At the bakery, it's cupcakes, Danish pastries, and cakes. In the supermarket, rows of shelves full of chocolate bars and bags of chips. Temptations lurk around every corner. And then there are many convenience foods that contain more sugar than meets the eye. The substance that makes many people sick is freely available everywhere.
"In the past, people chased the food. Today, food is chasing people," says Silvia Schonfuss, a nutritionist at the diabetes outpatient clinic of Berlin's Charite hospital. Among other things, it educates patients on ies related to food. Every chair in the waiting room is occupied. Yet it's a comparatively quiet day, the staff are us.
The work is not likely to run out here also in the future. On the contrary: In the future the number of diabetes patients will still rise. According to estimates by the World Health Organization (WHO), the number of currently 350 million diabetics worldwide will double in the next 20 years. The numbers will also rise in Germany.

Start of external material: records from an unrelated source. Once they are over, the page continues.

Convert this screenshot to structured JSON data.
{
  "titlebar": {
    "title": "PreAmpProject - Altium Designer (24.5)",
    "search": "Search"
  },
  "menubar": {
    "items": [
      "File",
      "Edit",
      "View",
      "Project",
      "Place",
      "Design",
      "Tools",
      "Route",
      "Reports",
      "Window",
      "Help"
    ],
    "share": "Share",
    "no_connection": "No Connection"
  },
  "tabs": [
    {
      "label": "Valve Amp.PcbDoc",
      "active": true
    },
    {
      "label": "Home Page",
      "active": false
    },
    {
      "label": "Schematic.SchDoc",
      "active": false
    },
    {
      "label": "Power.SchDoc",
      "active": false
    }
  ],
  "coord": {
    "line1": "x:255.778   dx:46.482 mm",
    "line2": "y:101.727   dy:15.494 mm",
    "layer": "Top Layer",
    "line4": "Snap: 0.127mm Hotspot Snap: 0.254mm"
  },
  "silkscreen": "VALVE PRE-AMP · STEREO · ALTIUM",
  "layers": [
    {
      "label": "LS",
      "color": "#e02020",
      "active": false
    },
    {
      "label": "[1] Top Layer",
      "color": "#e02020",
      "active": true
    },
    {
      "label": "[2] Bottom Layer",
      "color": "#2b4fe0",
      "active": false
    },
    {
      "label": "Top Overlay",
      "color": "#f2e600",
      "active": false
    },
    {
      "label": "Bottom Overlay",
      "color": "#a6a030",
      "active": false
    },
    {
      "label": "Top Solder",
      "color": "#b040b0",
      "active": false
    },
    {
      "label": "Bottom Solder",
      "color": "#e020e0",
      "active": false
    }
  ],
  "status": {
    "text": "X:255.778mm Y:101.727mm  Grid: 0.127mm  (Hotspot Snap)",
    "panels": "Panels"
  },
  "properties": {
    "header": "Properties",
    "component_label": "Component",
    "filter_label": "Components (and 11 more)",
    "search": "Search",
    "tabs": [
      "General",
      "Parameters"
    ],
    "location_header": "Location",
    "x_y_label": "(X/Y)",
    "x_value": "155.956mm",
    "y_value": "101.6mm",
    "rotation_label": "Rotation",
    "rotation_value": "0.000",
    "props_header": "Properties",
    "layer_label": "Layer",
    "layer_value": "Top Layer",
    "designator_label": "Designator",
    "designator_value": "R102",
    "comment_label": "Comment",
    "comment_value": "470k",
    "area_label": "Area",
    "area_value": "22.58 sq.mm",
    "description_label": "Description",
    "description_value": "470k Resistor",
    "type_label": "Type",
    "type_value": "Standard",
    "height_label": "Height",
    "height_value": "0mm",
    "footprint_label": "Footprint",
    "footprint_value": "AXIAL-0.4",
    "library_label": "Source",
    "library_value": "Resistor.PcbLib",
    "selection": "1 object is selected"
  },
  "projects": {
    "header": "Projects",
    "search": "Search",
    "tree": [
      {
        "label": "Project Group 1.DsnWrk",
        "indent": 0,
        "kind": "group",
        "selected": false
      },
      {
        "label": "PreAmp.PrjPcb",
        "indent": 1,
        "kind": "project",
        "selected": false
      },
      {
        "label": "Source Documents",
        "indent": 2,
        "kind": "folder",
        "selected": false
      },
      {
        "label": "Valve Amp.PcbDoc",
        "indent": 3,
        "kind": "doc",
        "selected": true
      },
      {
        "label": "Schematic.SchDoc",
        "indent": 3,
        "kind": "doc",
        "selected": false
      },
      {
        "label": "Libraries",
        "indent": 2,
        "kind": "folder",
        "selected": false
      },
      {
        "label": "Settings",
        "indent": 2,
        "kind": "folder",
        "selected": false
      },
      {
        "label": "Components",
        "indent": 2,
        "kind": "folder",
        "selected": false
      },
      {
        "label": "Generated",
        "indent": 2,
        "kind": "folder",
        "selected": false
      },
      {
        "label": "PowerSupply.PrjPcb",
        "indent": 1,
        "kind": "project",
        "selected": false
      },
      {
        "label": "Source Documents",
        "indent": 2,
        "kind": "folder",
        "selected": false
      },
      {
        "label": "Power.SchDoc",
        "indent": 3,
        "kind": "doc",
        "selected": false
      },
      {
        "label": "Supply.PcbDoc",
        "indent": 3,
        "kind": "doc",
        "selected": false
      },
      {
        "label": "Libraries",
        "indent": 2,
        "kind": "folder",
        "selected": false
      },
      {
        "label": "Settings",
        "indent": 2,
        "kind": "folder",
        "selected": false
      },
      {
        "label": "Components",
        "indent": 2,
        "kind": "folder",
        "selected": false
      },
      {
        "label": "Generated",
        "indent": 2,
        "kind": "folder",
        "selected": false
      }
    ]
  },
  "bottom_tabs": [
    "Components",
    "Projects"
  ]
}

According to the German Diabetes Association (DDG), 300 people are diagnosed with diabetes in Germany every year.000 people suffer from insulin resistance. However, experts emphasize that the number of unreported cases is high. According to current DDG estimates, up to two million people are still unaware of their disease.
Could sugar tax help?
The spread of the sedentary but high-calorie Western lifestyle is considered to be one of the reasons why more and more children are overweight and obese even in developing and emerging countries. Overweight children with an increased risk of type 2 diabetes are also a problem in Germany, says physician Thomas Bobbert, who heads the Charite's endocrinology day clinic.
Diabetes – Type 1 or Type 2?
The number of diabetics is increasing – also in Germany. Doctors and sufferers often only become aware of the problem when the diabetes is already advanced. Doctors distinguish between two forms of the disease.
"The food industry bears a fair share of the blame for the global rise in type 2 diabetes," says consumer advocate Oliver Huizinga of Foodwatch. There must be an end to child-friendly advertising for junk food, sweets and soft drinks. "90 percent of foods marketed to children with cartoons and toy additions are too sweet, too fatty, too salty."
Also the policy carries responsibility as with cigarettes, said DDG vice president Dirk Mueller Wieland. He welcomes the introduction of a sugar tax for soft drink companies announced by the British government in mid-March – such models already exist in several other countries, including in the EU. High time for Germany to follow suit, says the DDG: "Healthy, low-energy food should be cheaper than unhealthy, high-energy food," says Muller-Wieland.
Bans won't help
But it's the purchasing decisions alone that make people diabetic? In the seminar room of the Berlin diabetes outpatient clinic, empty margarine boxes, cheese cartons and bottles for training courses are stacked on the shelf. What's good, what's bad? Nowadays this question no longer arises, Silvia Schonfuss emphasizes. "We forbid nothing. What is forbidden gains in appeal and is eaten in secret.She emphasizes: "The dose makes the poison.